The Cashflow Calculator service consumes persisted raw transaction events, calculates the corresponding cashflow based on a set of configurable business rules, persists the result, and emits a cashflow_calculated event for downstream analytics.

Recent enhancements:

  • Idempotent processing to prevent duplicate cashflows.
  • Correlation ID propagation for end-to-end traceability.
  • Standardized logging for consistent observability across the pipeline.

Key Responsibilities

  • Consume raw_transactions_completed events from Kafka topic.

  • Ensure idempotent processing:

    • Check processed_events table for (event_id, service_name).
    • Skip if already processed.
    • Record correlation_id in processed_events.
  • Apply business logic to determine cashflow attributes (amount, classification, timing, etc.).

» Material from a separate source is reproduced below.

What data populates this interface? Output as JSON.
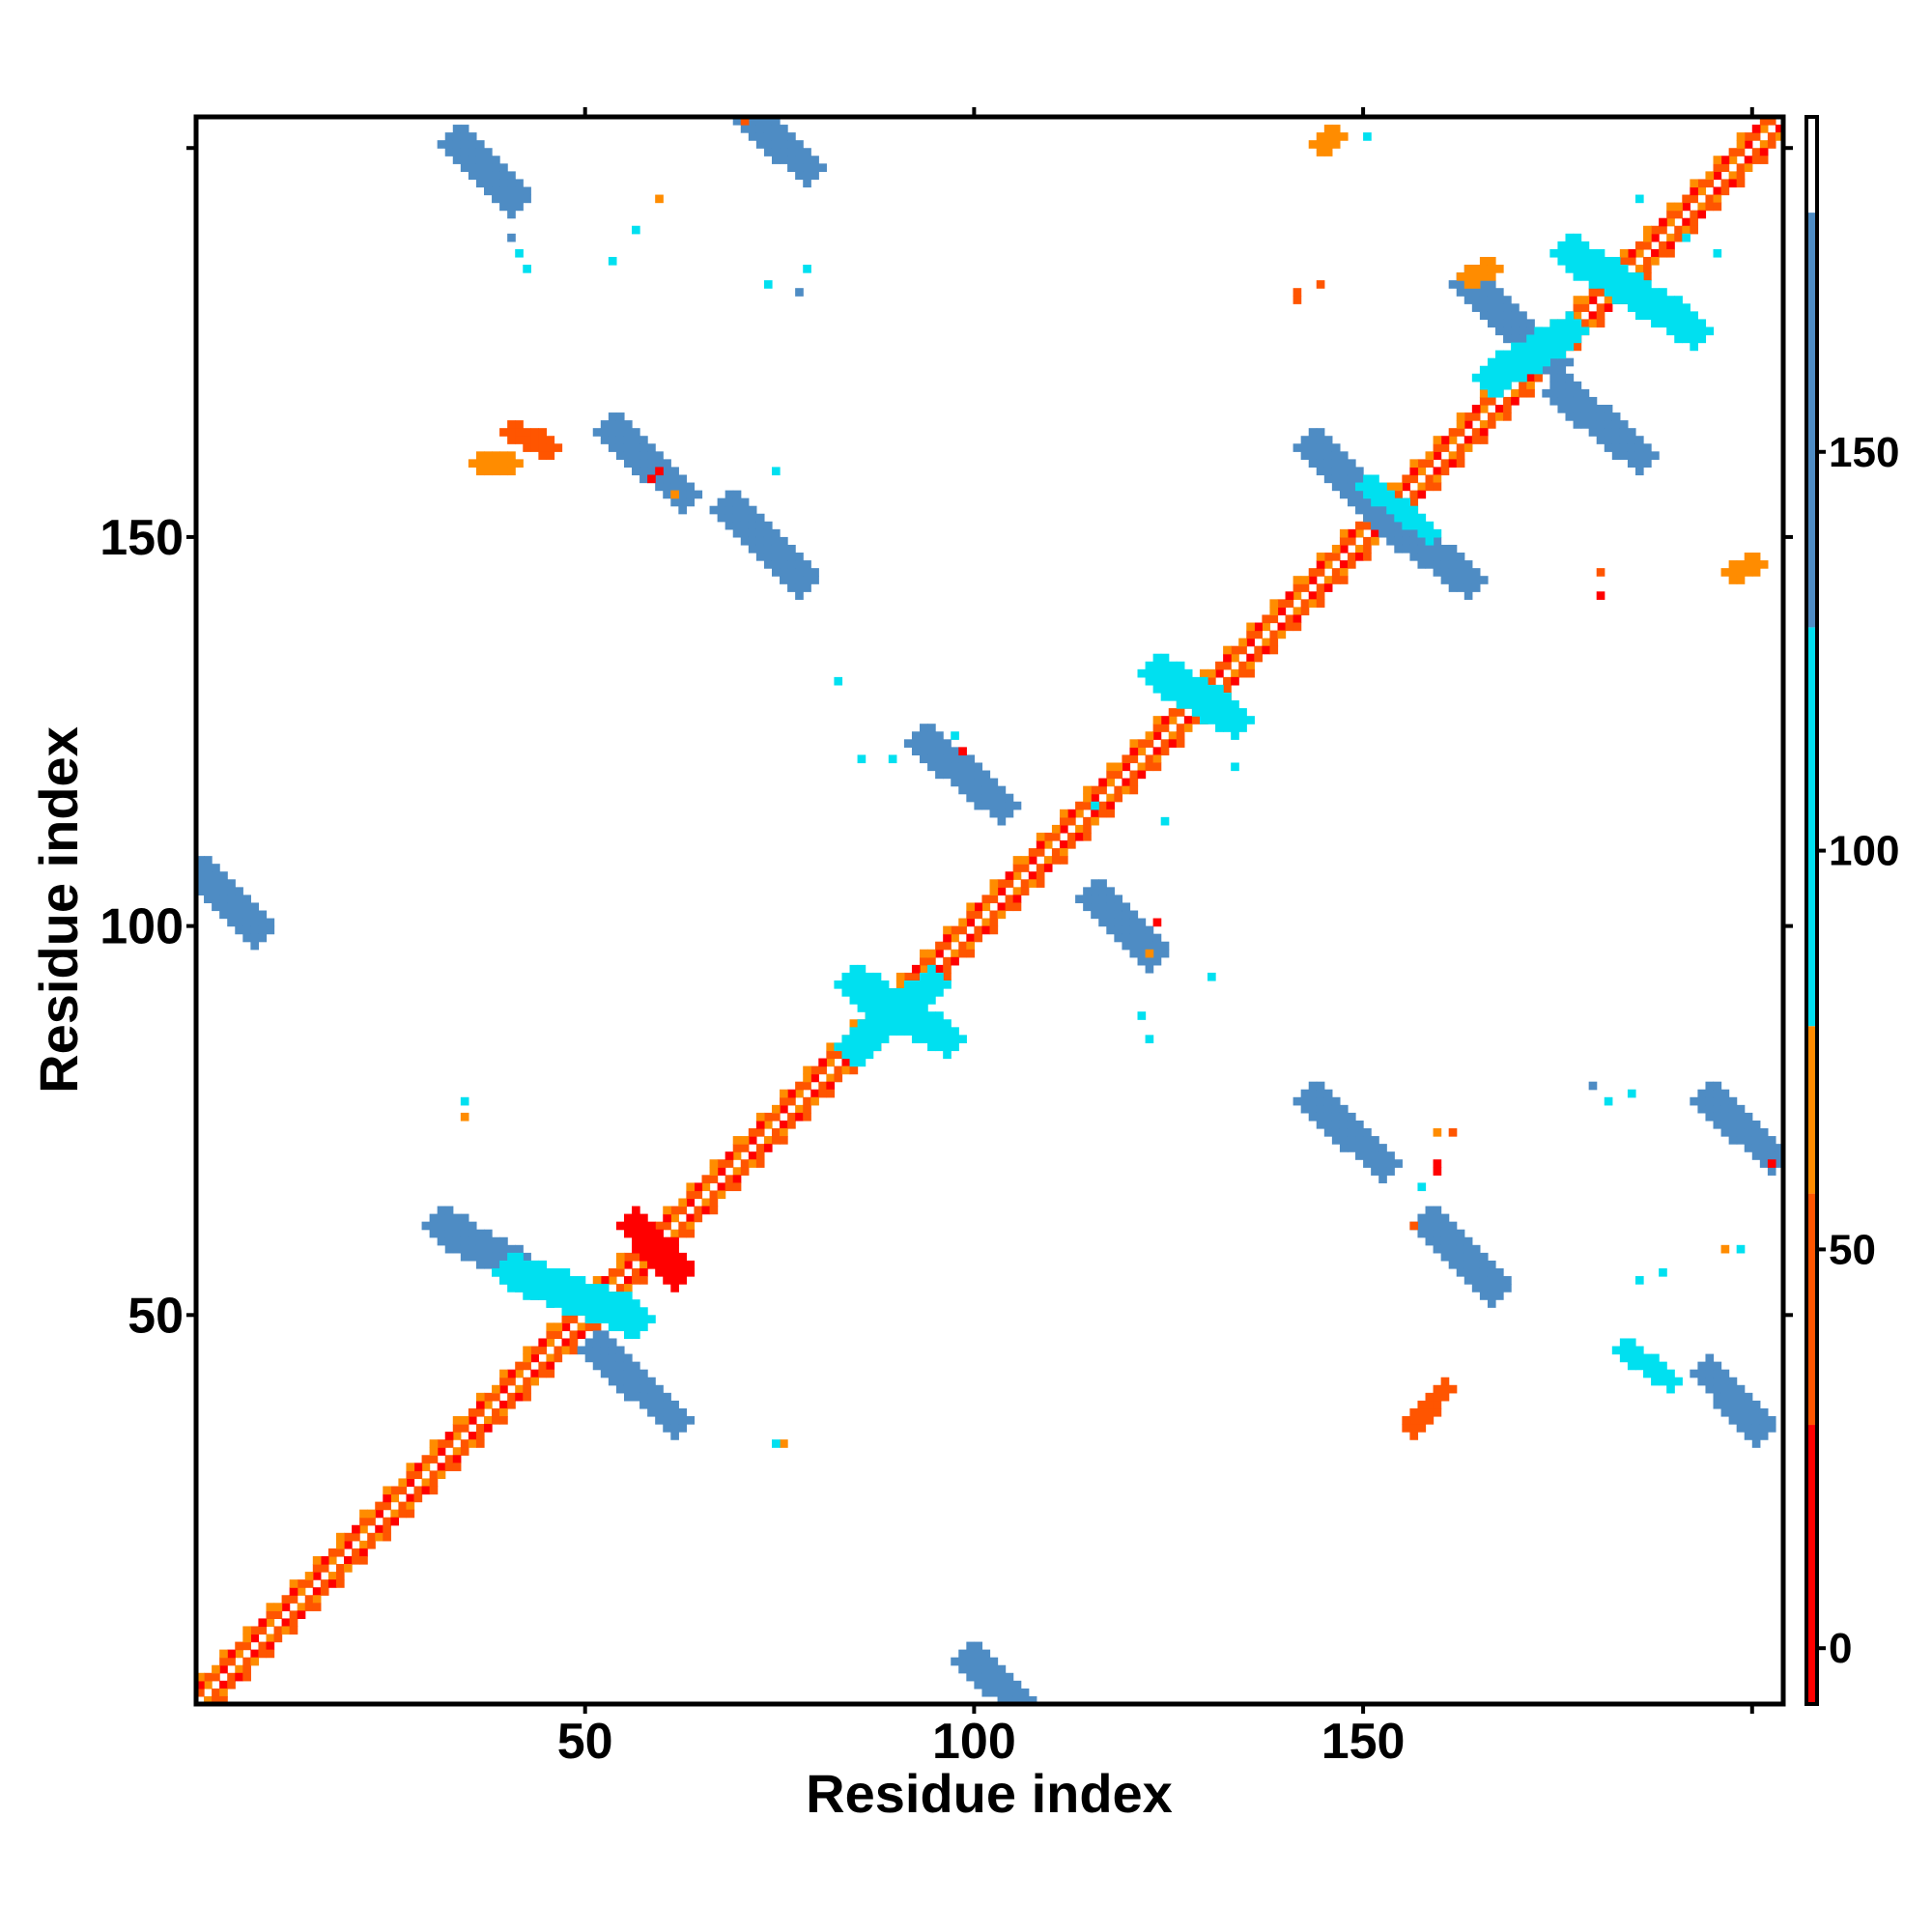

  • Persist calculated cashflow in cashflows table.

  • Emit cashflow_calculated event with same correlation ID.

  • Log all actions with [corr_id=<svc-shortname>:uuid] for traceability.


Technology Stack

  • Python Kafka consumer (confluent-kafka-python)
  • SQLAlchemy ORM
  • PostgreSQL for persistence
  • Standard logging utility (portfolio_common.logging_utils) for correlation ID logging

Implementation Details

Kafka Consumer

  • Subscribes to raw_transactions_completed.
  • Extracts correlation_id from Kafka headers (generates if missing).
  • Logs receipt and processing with correlation ID.
  • Performs idempotency check before calculation.

Calculation Logic

  • Configuration-driven rules for each transaction type define:

    • classification (Investment Inflow, Dividend, Interest, Fee, etc.)
    • timing (BOD/EOD)
    • calculation_method (NET/GROSS)
  • Stateless core logic takes transaction and rules as input to produce cashflow.

Persistence

  • Inserts cashflow into cashflows table.
  • Records (event_id, service_name, correlation_id) in processed_events atomically.

Event Emission

  • Publishes cashflow_calculated event with correlation_id in headers.
  • Downstream calculators use correlation ID for traceability.

Logging & Observability

  • Logs enriched with correlation ID:

    2025-08-01 12:34:56 [INFO] [corr_id=CFLOW:123e4567-e89b-12d3-a456-426614174000] CashflowCalculator - Cashflow calculated for TX123
    
  • Ops can trace calculation from ingestion to cashflow output.


Testing

  • Unit tests for CashflowLogic across transaction types.

  • Integration tests to verify:

    • Idempotency works for reprocessed events.
    • Correlation ID persists in DB and events.
    • End-to-end cashflow calculation correctness.